Click to reveal solution
RSolution
ex_rec <- recipe(spend ~ ., data = ex_train) |> step_nzv(all_predictors()) |> prep() ex_baked <- bake(ex_rec, new_data = NULL) names(ex_baked) #> [1] "visits" "spend"

  

Explanation: signup has a 99-to-1 frequency ratio and 1 percent distinct values, so both thresholds fire during prep() and bake() drops it. visits spreads across many values and stays.

step_nzv() is one filter in a larger column-cleaning toolkit. These steps often appear together in the same recipe:

  • step_zv() removes strictly constant columns with exactly one unique value.
  • step_corr() drops predictors highly correlated with another column.
  • step_lincomb() removes columns that form exact linear combinations of others.
  • step_rm() deletes specific columns you name by hand.
  • step_dummy() converts factors into indicator columns, often paired before step_nzv().

FAQ

What does step_nzv() do in R?

step_nzv() is a recipes step that removes near-zero-variance predictors, columns that are overwhelmingly one value but not perfectly constant. During prep() it measures each selected column's frequency ratio and percentage of unique values. A column is flagged only when the frequency ratio exceeds freq_cut and the unique percentage falls below unique_cut. bake() then drops the flagged columns from training and new data alike.

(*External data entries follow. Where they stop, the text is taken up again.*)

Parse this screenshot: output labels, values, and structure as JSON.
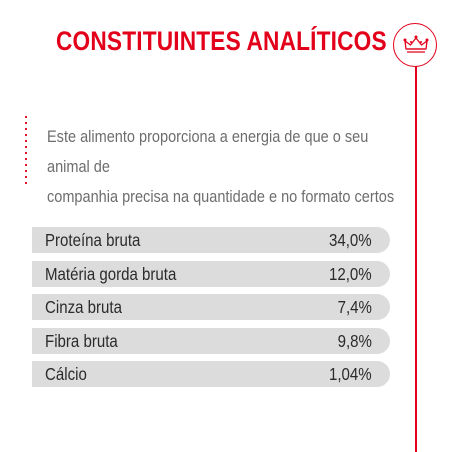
{
  "title": "CONSTITUINTES ANALÍTICOS",
  "brand": {
    "icon": "crown-icon",
    "accent_color": "#e2001a"
  },
  "description": {
    "line1": "Este alimento proporciona a energia de que o seu animal de",
    "line2": "companhia precisa na quantidade e no formato certos"
  },
  "constituents": [
    {
      "label": "Proteína bruta",
      "value": "34,0%"
    },
    {
      "label": "Matéria gorda bruta",
      "value": "12,0%"
    },
    {
      "label": "Cinza bruta",
      "value": "7,4%"
    },
    {
      "label": "Fibra bruta",
      "value": "9,8%"
    },
    {
      "label": "Cálcio",
      "value": "1,04%"
    }
  ],
  "colors": {
    "row_background": "#dcdcdc",
    "text": "#2b2b2b",
    "description_text": "#6d6d6d"
  }
}
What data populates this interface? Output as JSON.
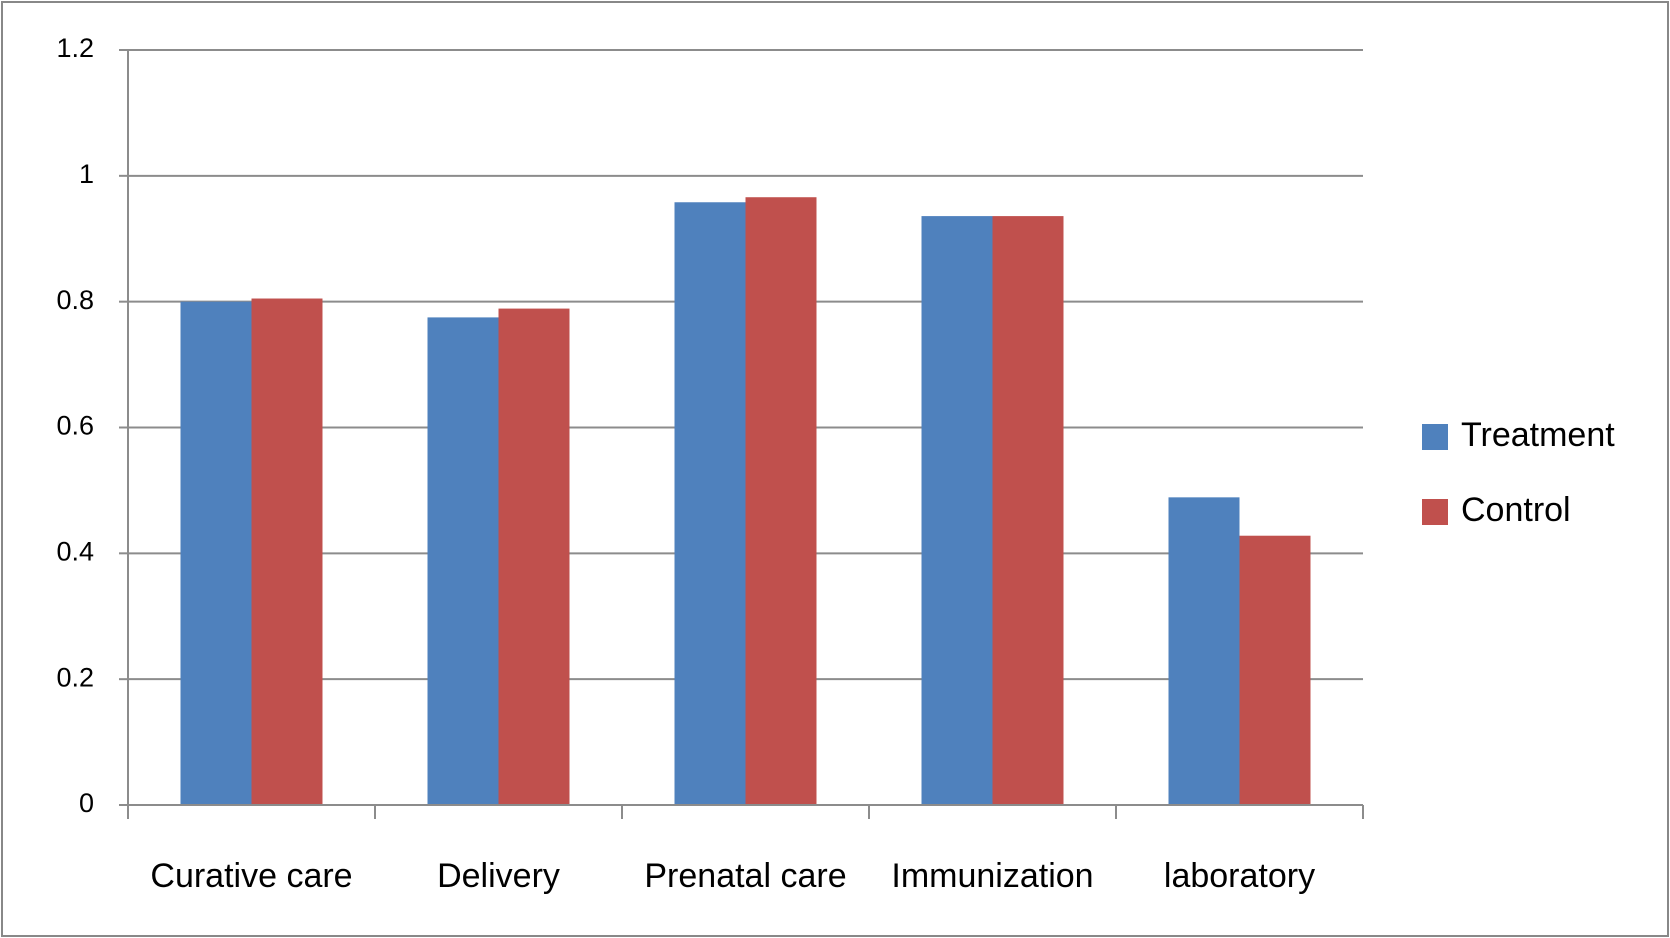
{
  "chart_data": {
    "type": "bar",
    "categories": [
      "Curative care",
      "Delivery",
      "Prenatal care",
      "Immunization",
      "laboratory"
    ],
    "series": [
      {
        "name": "Treatment",
        "color": "#4f81bd",
        "values": [
          0.8,
          0.775,
          0.958,
          0.936,
          0.489
        ]
      },
      {
        "name": "Control",
        "color": "#c0504d",
        "values": [
          0.805,
          0.789,
          0.966,
          0.936,
          0.428
        ]
      }
    ],
    "ylim": [
      0,
      1.2
    ],
    "yticks": [
      0,
      0.2,
      0.4,
      0.6,
      0.8,
      1,
      1.2
    ],
    "grid": true,
    "legend": "right"
  }
}
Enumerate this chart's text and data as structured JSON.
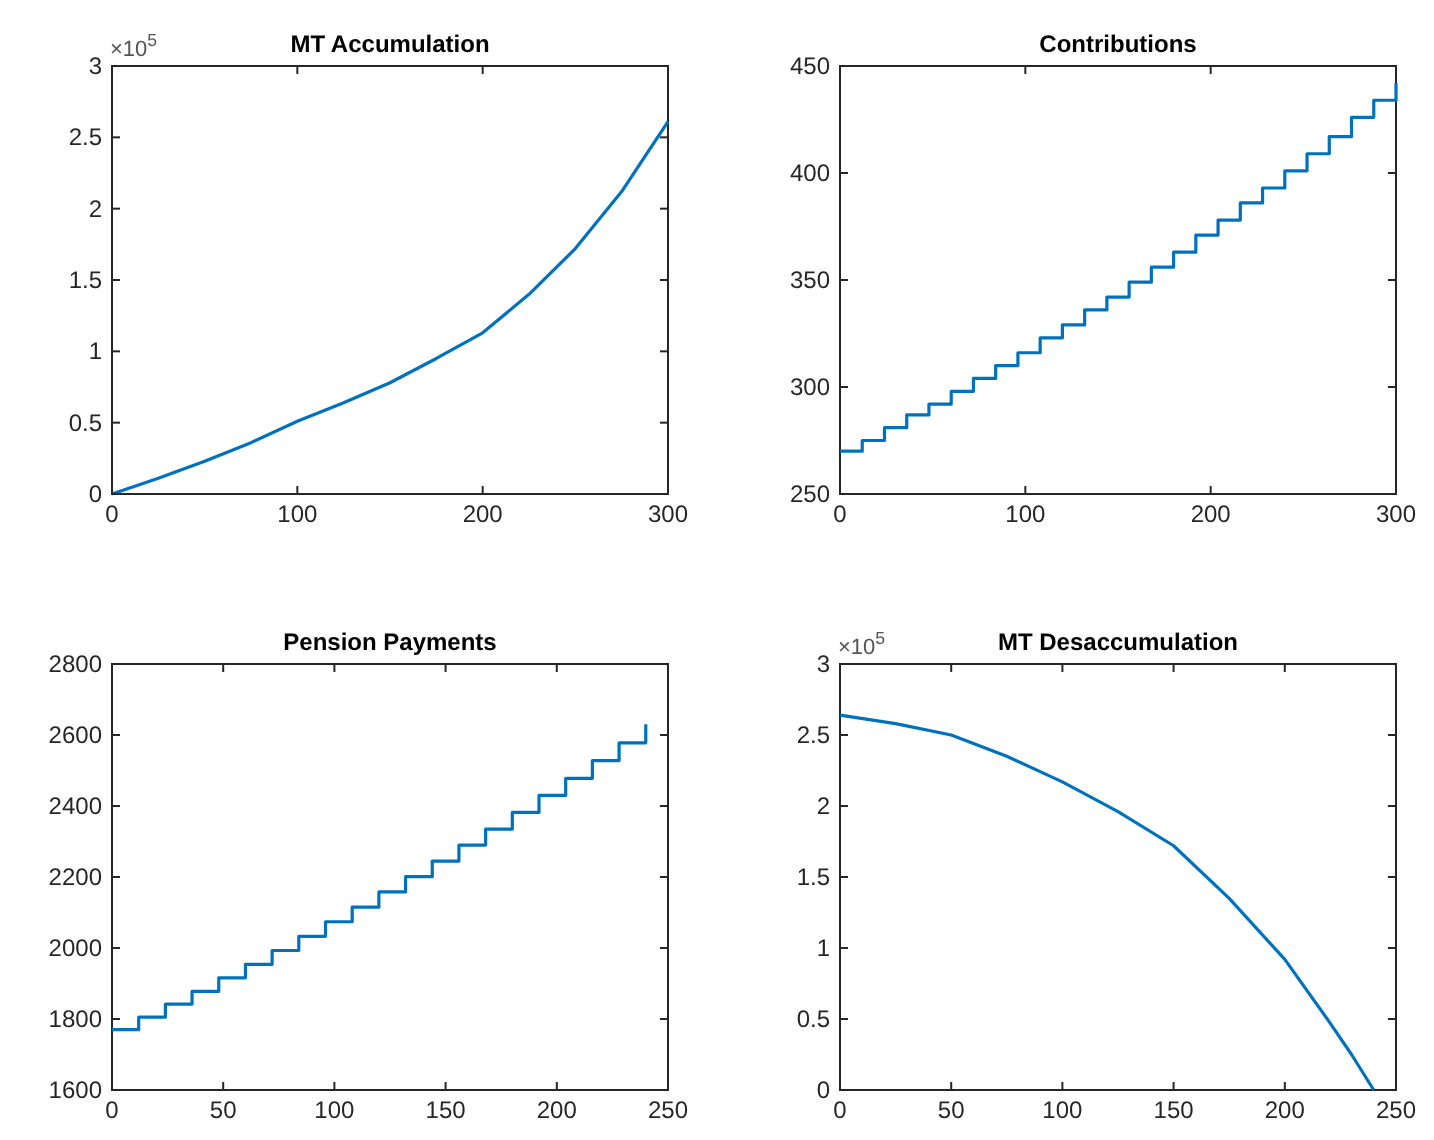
{
  "chart_data": [
    {
      "type": "line",
      "title": "MT Accumulation",
      "annotations": [
        "×10$^{5}$"
      ],
      "xlim": [
        0,
        300
      ],
      "xticks": [
        0,
        100,
        200,
        300
      ],
      "ylim": [
        0,
        3
      ],
      "yticks": [
        0,
        0.5,
        1,
        1.5,
        2,
        2.5,
        3
      ],
      "grid": false,
      "series": [
        {
          "color": "#0072bd",
          "x": [
            0,
            25,
            50,
            75,
            100,
            125,
            150,
            175,
            200,
            225,
            250,
            275,
            300
          ],
          "values": [
            0,
            0.11,
            0.23,
            0.36,
            0.51,
            0.64,
            0.78,
            0.95,
            1.13,
            1.4,
            1.72,
            2.12,
            2.61
          ]
        }
      ]
    },
    {
      "type": "step",
      "title": "Contributions",
      "xlim": [
        0,
        300
      ],
      "xticks": [
        0,
        100,
        200,
        300
      ],
      "ylim": [
        250,
        450
      ],
      "yticks": [
        250,
        300,
        350,
        400,
        450
      ],
      "grid": false,
      "series": [
        {
          "color": "#0072bd",
          "x": [
            0,
            12,
            24,
            36,
            48,
            60,
            72,
            84,
            96,
            108,
            120,
            132,
            144,
            156,
            168,
            180,
            192,
            204,
            216,
            228,
            240,
            252,
            264,
            276,
            288,
            300
          ],
          "values": [
            270,
            275,
            281,
            287,
            292,
            298,
            304,
            310,
            316,
            323,
            329,
            336,
            342,
            349,
            356,
            363,
            371,
            378,
            386,
            393,
            401,
            409,
            417,
            426,
            434,
            442
          ]
        }
      ]
    },
    {
      "type": "step",
      "title": "Pension Payments",
      "xlim": [
        0,
        250
      ],
      "xticks": [
        0,
        50,
        100,
        150,
        200,
        250
      ],
      "ylim": [
        1600,
        2800
      ],
      "yticks": [
        1600,
        1800,
        2000,
        2200,
        2400,
        2600,
        2800
      ],
      "grid": false,
      "series": [
        {
          "color": "#0072bd",
          "x": [
            0,
            12,
            24,
            36,
            48,
            60,
            72,
            84,
            96,
            108,
            120,
            132,
            144,
            156,
            168,
            180,
            192,
            204,
            216,
            228,
            240
          ],
          "values": [
            1770,
            1805,
            1842,
            1878,
            1916,
            1954,
            1993,
            2033,
            2074,
            2115,
            2158,
            2201,
            2245,
            2290,
            2335,
            2382,
            2430,
            2478,
            2528,
            2578,
            2630
          ]
        }
      ]
    },
    {
      "type": "line",
      "title": "MT Desaccumulation",
      "annotations": [
        "×10$^{5}$"
      ],
      "xlim": [
        0,
        250
      ],
      "xticks": [
        0,
        50,
        100,
        150,
        200,
        250
      ],
      "ylim": [
        0,
        3
      ],
      "yticks": [
        0,
        0.5,
        1,
        1.5,
        2,
        2.5,
        3
      ],
      "grid": false,
      "series": [
        {
          "color": "#0072bd",
          "x": [
            0,
            25,
            50,
            75,
            100,
            125,
            150,
            175,
            200,
            210,
            220,
            230,
            240
          ],
          "values": [
            2.64,
            2.58,
            2.5,
            2.35,
            2.17,
            1.96,
            1.72,
            1.35,
            0.92,
            0.7,
            0.48,
            0.25,
            0
          ]
        }
      ]
    }
  ]
}
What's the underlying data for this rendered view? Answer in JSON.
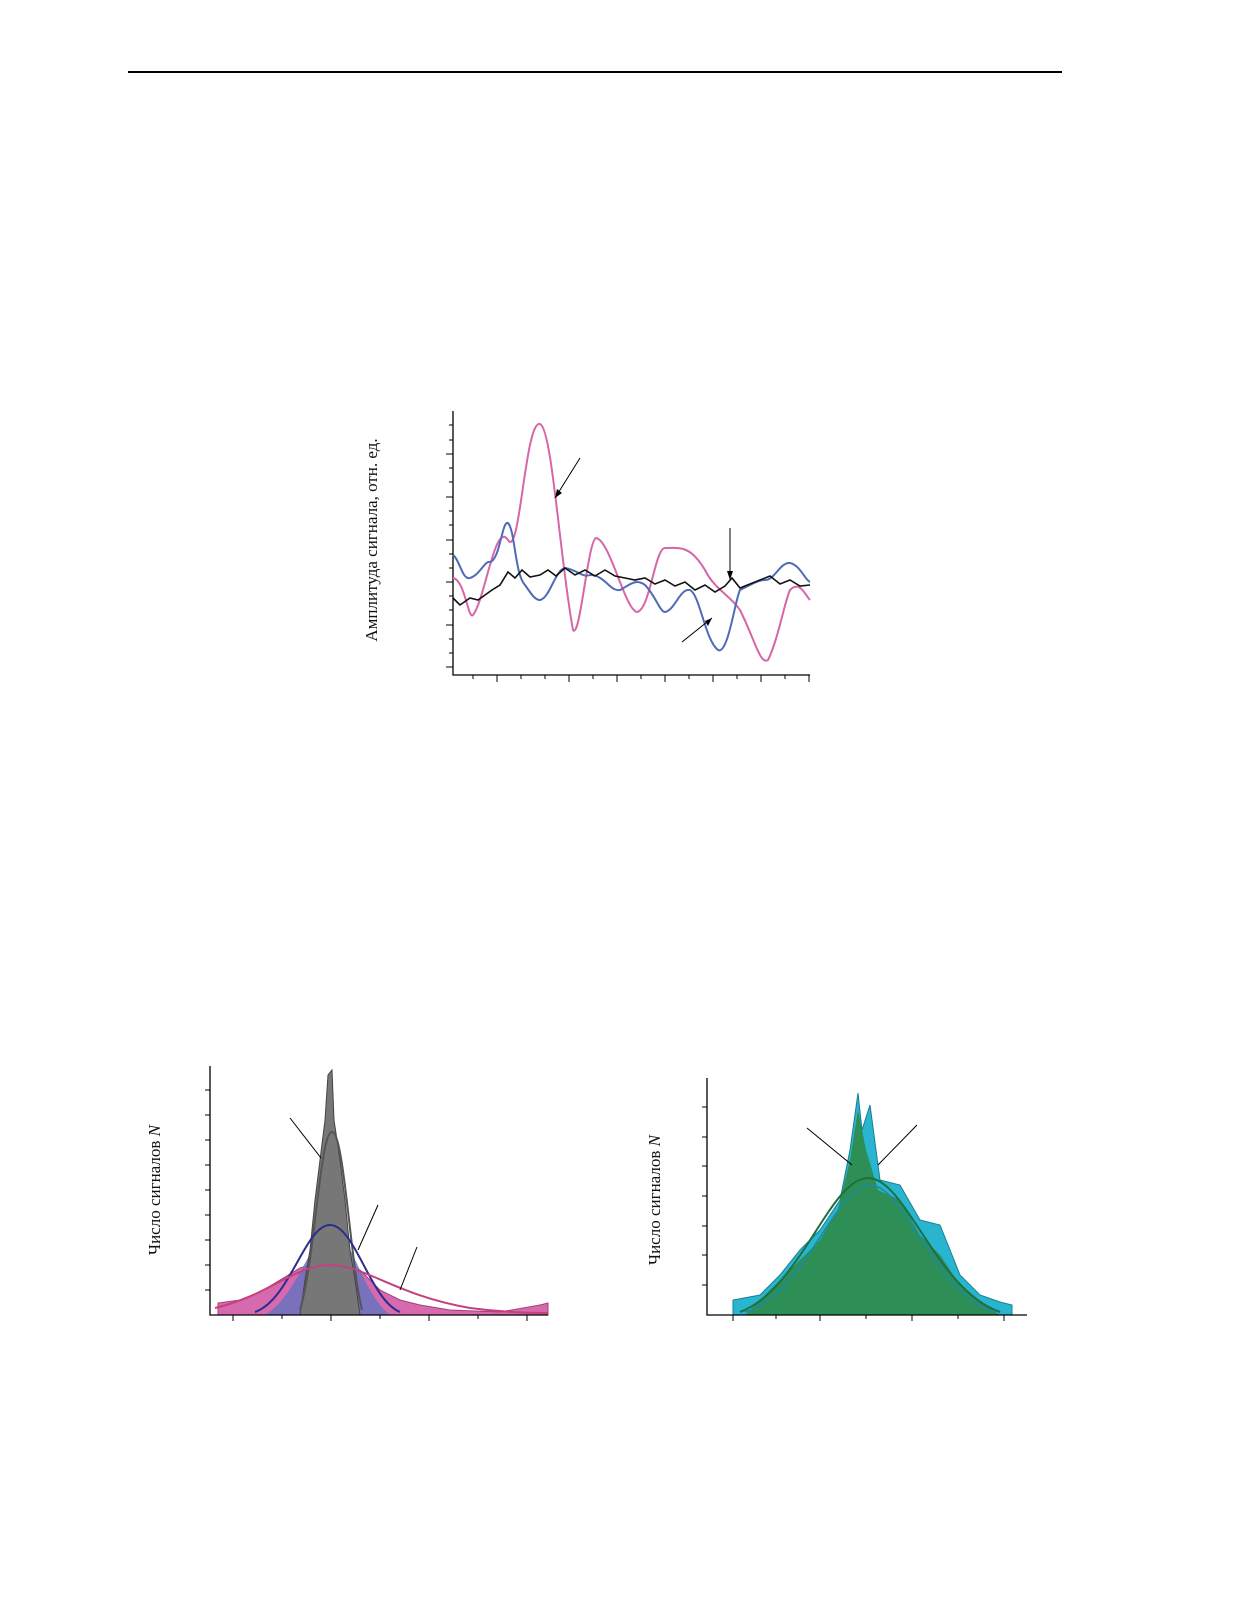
{
  "figures": [
    {
      "y_label": "Амплитуда сигнала, отн. ед."
    },
    {
      "y_label_prefix": "Число сигналов",
      "y_label_var": "N"
    },
    {
      "y_label_prefix": "Число сигналов",
      "y_label_var": "N"
    }
  ]
}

What is the difference between step_zv() and step_nzv()?

step_zv() removes only strictly constant columns, those with exactly one unique value. step_nzv() is more aggressive: it removes columns that are almost constant, judged by a frequency ratio and a unique-value percentage. A column with 999 identical entries and one different entry survives step_zv() but is caught by step_nzv(). Use step_zv() for truly dead columns and step_nzv() for skewed ones.

What do freq_cut and unique_cut mean?

freq_cut is the ratio of the most common value's frequency to the second most common value's frequency; the default 95/5 equals 19. unique_cut is the percentage of distinct values out of all rows, defaulting to 10. A column is flagged as near-zero variance only when its frequency ratio is above freq_cut and its unique percentage is below unique_cut. Lower freq_cut or raise unique_cut to make the filter stricter.

Why did step_nzv() not remove any columns?

The most common reason is a small dataset. With few rows, the percentage of distinct values stays above the default unique_cut of 10, so the second criterion never passes. Either test more data or raise unique_cut. The other reason is that a column trips only one threshold; both the frequency ratio and the unique percentage must qualify before a column is removed.